キーコンカーコン。
 
春。入学式。

すれ違う人々の会話。

普通の人なら迷わず教室に向かうところ。

でも私は違う。

いつもの空間へ…。   


「高嶺さん!!」

「…。」



恐る恐る振り向くと顔をプクッとした私の
担任がいた。

先生にバレると思わなかった。 

やばい。どうしようかな。

とりあえず迷ったんだって言い訳を…。



「ちょっと!」

「かるた部の部室で何やってるの!?」

「教室が分からなくて迷っていました。」

「迷っていたら、ここに入るわけないでしょう?」

あ、たしかに。
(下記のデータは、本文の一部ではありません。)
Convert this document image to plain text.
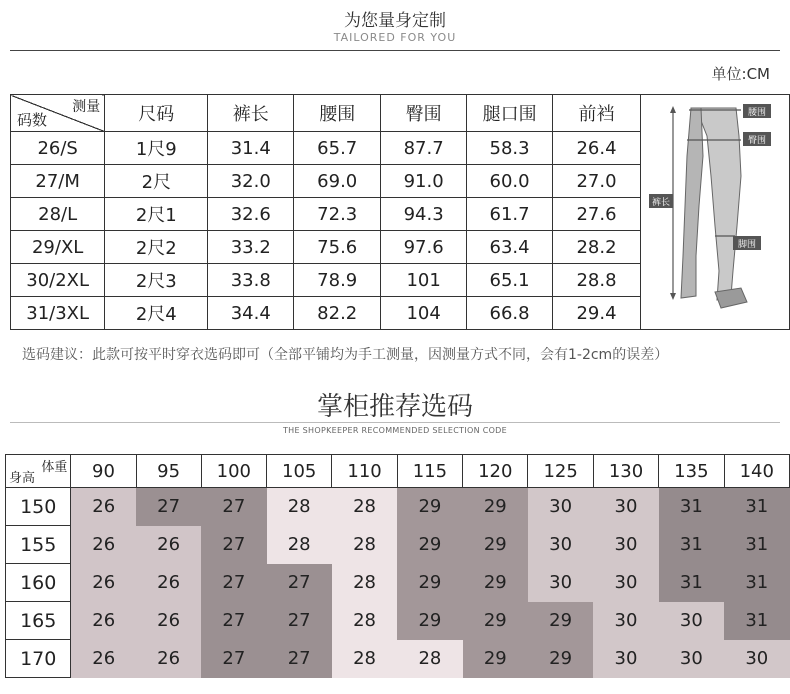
为您量身定制
TAILORED FOR YOU
单位:CM
测量
码数	尺码	裤长	腰围	臀围	腿口围	前裆	腰围
臀围
裤长
脚围

26/S	1尺9	31.4	65.7	87.7	58.3	26.4	
27/M	2尺	32.0	69.0	91.0	60.0	27.0	
28/L	2尺1	32.6	72.3	94.3	61.7	27.6	
29/XL	2尺2	33.2	75.6	97.6	63.4	28.2	
30/2XL	2尺3	33.8	78.9	101	65.1	28.8	
31/3XL	2尺4	34.4	82.2	104	66.8	29.4	
选码建议：此款可按平时穿衣选码即可（全部平铺均为手工测量，因测量方式不同，会有1-2cm的误差）
掌柜推荐选码
THE SHOPKEEPER RECOMMENDED SELECTION CODE
体重
身高	90	95	100	105	110	115	120	125	130	135	140
150	26	27	27	28	28	29	29	30	30	31	31
155	26	26	27	28	28	29	29	30	30	31	31
160	26	26	27	27	28	29	29	30	30	31	31
165	26	26	27	27	28	29	29	29	30	30	31
170	26	26	27	27	28	28	29	29	30	30	30
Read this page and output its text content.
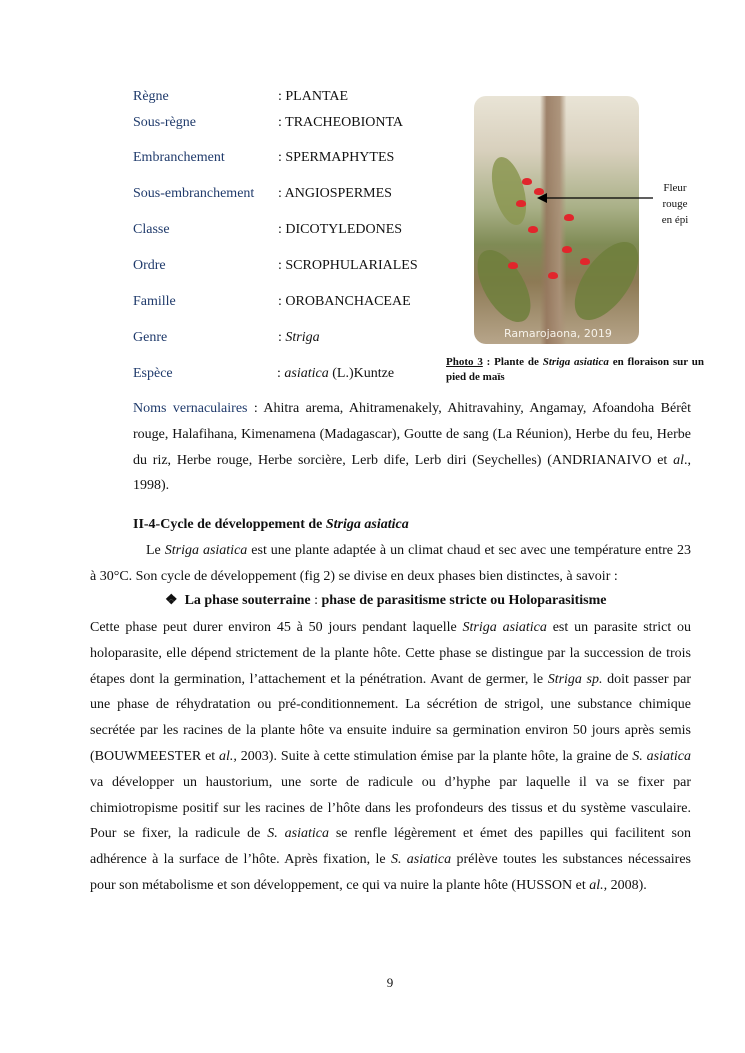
Règne	: PLANTAE
Sous-règne	: TRACHEOBIONTA
Embranchement	: SPERMAPHYTES
Sous-embranchement : ANGIOSPERMES
Classe	: DICOTYLEDONES
Ordre	: SCROPHULARIALES
Famille	: OROBANCHACEAE
Genre	: Striga
Espèce	: asiatica (L.)Kuntze
Ramarojaona, 2019
Fleur
rouge
en épi
Photo 3 : Plante de Striga asiatica en floraison sur un pied de maïs
Noms vernaculaires : Ahitra arema, Ahitramenakely, Ahitravahiny, Angamay, Afoandoha Bérêt rouge, Halafihana, Kimenamena (Madagascar), Goutte de sang (La Réunion), Herbe du feu, Herbe du riz, Herbe rouge, Herbe sorcière, Lerb dife, Lerb diri (Seychelles) (ANDRIANAIVO et al., 1998).
II-4-Cycle de développement de Striga asiatica
Le Striga asiatica est une plante adaptée à un climat chaud et sec avec une température entre 23 à 30°C. Son cycle de développement (fig 2) se divise en deux phases bien distinctes, à savoir :
❖ La phase souterraine : phase de parasitisme stricte ou Holoparasitisme
Cette phase peut durer environ 45 à 50 jours pendant laquelle Striga asiatica est un parasite strict ou holoparasite, elle dépend strictement de la plante hôte. Cette phase se distingue par la succession de trois étapes dont la germination, l’attachement et la pénétration. Avant de germer, le Striga sp. doit passer par une phase de réhydratation ou pré-conditionnement. La sécrétion de strigol, une substance chimique secrétée par les racines de la plante hôte va ensuite induire sa germination environ 50 jours après semis (BOUWMEESTER et al., 2003). Suite à cette stimulation émise par la plante hôte, la graine de S. asiatica va développer un haustorium, une sorte de radicule ou d’hyphe par laquelle il va se fixer par chimiotropisme positif sur les racines de l’hôte dans les profondeurs des tissus et du système vasculaire. Pour se fixer, la radicule de S. asiatica se renfle légèrement et émet des papilles qui facilitent son adhérence à la surface de l’hôte. Après fixation, le S. asiatica prélève toutes les substances nécessaires pour son métabolisme et son développement, ce qui va nuire la plante hôte (HUSSON et al., 2008).
9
それでも、少しくらい良いじゃない。


だから、先生は嫌いなのよ。


そんなとき突然彼が現れた。


ガラガラ。


高嶺(たかみね)(あき)。」

「君の名前でしょ。」

「!?」

「あら、前田くんじゃない。」

「って、そんなことしてる場合じゃないの!」

「さっさと行くわよ。高嶺さん!」

「え、あ…。」

何だったんだろう。

さっきの男の人。確か、

「前田さん」って名前だった。

私の名前、知ってる人なんてあまり居ないのに。


でも、もう、会うことはないだろう。